A study released this week is the first of its kind to draw an epidemiological association between unconventional natural gas development (UNGD) in the Marcellus Shale region and complications of asthma.
The study, conducted by John Hopkins Bloomberg School of Public Health and the Geisinger Center for Health Research, found that “patients living closer to more or bigger unconventional natural gas wells had a higher risk for an asthma attack,” Sara Rasmussen, the study’s primary author, told PublicSource.
The study ranked asthma attacks as mild, moderate and severe based on the type of services patients received, ranging from a simple steroid order over the phone to extended hospitalization.
Researchers also separated UNGD into four phases: well pad prep, drilling, well stimulation (hydraulic fracturing) and production.
“All four of the phases were associated with an increased risk of all three” types of asthma attacks, said the study’s corresponding author Dr. Brian Schwartz.
Asthma is a chronic disease that affects airways in the lungs, which become inflamed during attacks, making it hard to breathe. Symptoms include coughing, shortness of breath, wheezing and tightness in the chest. According to the Centers for Disease Control and Prevention’s (CDC) most recent data, 24 million people had asthma in 2014 and 3,651 people died of asthma attacks that year. It is a disease that costs the United States $56 billion a year.
The most recent CDC data for Pennsylvania is from 2008. At that time, an estimated 892,650 adults and 267,668 children in the state had asthma — both slightly higher than the national rate of prevalence then.
Rasmussen’s study focused on the 6,252 unconventional natural gas development wells drilled in Pennsylvania between the mid-2000s and 2012. The study focused on Pennsylvania because of the moratorium on drilling in New York and Maryland, which are also in the Marcellus shale region.
Because the Pennsylvania Department of Environmental Protection requires companies to submit documentation at various stages of well development, including well pad preparations, drilling and hydraulic fracturing, the authors were able to compare that data with electronic health record data from the Geisinger Clinic from 37 counties in Central and Eastern Pennsylvania.
Schwartz explained in an audio interview that “some of the most active UNGD in the state are among the counties that the Geinsinger Clinic serves.” The large population served by the Geisinger Clinic provided researchers with an overview of the general population.

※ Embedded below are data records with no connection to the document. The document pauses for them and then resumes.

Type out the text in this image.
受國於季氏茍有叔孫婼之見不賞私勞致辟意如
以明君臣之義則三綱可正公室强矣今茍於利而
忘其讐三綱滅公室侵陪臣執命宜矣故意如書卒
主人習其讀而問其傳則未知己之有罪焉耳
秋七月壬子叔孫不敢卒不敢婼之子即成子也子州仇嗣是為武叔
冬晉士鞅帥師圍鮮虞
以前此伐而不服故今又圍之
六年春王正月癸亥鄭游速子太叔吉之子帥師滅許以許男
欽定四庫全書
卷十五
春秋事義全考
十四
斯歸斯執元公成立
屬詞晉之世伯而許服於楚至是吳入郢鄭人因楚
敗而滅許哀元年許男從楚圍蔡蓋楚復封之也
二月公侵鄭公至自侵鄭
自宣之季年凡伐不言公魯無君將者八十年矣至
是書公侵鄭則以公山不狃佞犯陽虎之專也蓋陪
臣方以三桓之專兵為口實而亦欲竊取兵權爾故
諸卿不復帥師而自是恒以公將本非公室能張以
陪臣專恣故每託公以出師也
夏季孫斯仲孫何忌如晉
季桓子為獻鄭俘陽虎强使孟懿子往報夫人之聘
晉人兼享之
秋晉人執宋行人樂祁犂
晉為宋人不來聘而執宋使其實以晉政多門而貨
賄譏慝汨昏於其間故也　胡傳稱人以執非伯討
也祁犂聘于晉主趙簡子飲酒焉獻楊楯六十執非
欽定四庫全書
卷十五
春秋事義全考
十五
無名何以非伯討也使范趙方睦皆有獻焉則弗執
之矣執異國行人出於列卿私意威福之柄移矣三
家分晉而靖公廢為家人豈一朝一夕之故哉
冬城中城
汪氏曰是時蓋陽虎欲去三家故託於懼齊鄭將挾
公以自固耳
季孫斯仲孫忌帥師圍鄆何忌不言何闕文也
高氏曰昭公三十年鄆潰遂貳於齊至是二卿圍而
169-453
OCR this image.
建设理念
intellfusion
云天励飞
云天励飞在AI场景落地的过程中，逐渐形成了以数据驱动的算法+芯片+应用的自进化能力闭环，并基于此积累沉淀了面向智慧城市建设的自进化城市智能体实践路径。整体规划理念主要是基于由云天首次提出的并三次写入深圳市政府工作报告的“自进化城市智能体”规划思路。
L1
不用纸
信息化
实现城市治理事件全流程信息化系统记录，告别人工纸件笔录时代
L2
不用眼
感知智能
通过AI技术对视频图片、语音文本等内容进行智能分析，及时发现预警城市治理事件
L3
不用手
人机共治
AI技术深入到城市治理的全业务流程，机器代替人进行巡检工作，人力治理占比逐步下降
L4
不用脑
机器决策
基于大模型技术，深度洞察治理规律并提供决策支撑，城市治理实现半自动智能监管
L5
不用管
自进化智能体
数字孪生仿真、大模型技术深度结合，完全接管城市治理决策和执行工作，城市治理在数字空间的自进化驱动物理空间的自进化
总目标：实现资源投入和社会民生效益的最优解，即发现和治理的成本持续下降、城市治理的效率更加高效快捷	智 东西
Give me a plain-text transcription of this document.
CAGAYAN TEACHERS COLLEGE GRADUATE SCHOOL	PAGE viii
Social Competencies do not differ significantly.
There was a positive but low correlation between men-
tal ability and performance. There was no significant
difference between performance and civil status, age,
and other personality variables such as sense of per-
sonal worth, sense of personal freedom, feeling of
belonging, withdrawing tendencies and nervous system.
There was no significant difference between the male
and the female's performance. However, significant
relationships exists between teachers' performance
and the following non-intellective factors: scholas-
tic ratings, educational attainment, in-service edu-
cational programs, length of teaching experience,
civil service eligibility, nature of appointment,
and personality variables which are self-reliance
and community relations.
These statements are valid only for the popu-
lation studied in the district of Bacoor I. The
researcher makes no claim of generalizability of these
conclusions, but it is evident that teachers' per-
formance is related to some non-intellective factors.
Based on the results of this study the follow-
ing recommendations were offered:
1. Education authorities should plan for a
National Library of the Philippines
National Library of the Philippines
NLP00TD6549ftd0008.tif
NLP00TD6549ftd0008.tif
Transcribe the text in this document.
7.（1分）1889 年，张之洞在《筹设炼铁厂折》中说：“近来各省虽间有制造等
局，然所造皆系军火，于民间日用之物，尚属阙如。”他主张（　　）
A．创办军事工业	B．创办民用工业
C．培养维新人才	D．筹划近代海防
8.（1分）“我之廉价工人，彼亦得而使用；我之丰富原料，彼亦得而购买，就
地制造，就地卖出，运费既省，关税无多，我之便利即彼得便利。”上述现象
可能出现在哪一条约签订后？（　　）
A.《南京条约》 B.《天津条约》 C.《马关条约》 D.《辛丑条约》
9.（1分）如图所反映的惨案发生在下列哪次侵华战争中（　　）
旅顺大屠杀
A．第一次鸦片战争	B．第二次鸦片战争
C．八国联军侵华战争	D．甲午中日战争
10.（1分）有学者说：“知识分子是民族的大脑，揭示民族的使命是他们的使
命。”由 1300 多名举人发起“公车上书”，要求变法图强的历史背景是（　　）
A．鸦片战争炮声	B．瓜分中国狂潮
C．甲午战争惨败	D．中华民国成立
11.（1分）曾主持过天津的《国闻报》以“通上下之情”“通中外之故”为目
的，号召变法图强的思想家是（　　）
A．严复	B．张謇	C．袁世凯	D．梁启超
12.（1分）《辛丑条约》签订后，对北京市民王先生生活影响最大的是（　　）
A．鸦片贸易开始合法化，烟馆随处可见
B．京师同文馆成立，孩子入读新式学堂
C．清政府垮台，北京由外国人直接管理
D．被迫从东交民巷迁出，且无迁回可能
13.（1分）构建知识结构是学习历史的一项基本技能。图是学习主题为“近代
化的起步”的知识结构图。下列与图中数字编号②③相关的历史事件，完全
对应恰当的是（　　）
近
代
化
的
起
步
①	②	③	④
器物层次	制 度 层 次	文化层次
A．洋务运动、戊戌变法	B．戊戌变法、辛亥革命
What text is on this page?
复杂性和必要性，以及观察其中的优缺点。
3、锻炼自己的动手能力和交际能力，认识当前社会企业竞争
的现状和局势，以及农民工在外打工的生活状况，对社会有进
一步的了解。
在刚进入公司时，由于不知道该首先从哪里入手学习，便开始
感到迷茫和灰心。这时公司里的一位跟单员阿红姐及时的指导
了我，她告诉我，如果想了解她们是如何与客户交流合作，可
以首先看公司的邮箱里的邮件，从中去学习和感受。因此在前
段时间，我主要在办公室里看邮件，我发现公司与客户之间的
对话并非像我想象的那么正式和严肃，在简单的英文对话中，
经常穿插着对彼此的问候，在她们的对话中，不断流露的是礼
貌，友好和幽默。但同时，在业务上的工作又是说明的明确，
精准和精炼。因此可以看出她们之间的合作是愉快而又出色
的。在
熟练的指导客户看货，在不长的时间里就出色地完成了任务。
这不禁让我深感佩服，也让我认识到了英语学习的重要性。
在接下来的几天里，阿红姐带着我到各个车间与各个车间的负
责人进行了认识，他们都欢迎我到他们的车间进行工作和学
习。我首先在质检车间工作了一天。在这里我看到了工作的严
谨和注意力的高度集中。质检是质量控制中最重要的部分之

“There are a lot of ways that UNGD can impact communities. Through light and noise and vibration and truck traffic and air quality impacts and air pollution, and many of these can contribute to stress of the people living in these areas,” said Schwartz.
But all of those impacts operate on different scales and understanding all of the nuances was virtually impossible within the scope of the study.
“So we hypothesized that air pollution and stress are what we think are the two most likely pathways, but from this study we’re not able to say what the pathway is for this association,” Rasmussen said.
Despite not being able to find a cause and effect relationship, researchers see this newest association between UNGD and human health as another step forward.
“I think that there is a growing body of evidence that shows that unconventional natural gas development is associated with negative health impacts,” Rasmussen said.
She said she hopes regulators will consider this study when making decisions about UNGD and health.
Schwartz cautions regulators against requiring similar epidemiological studies from different shale plays throughout the United States.
“We have to be careful about requiring detailed health outcomes in each region, or else I think the public health will suffer a lot before we do anything about it,” he said.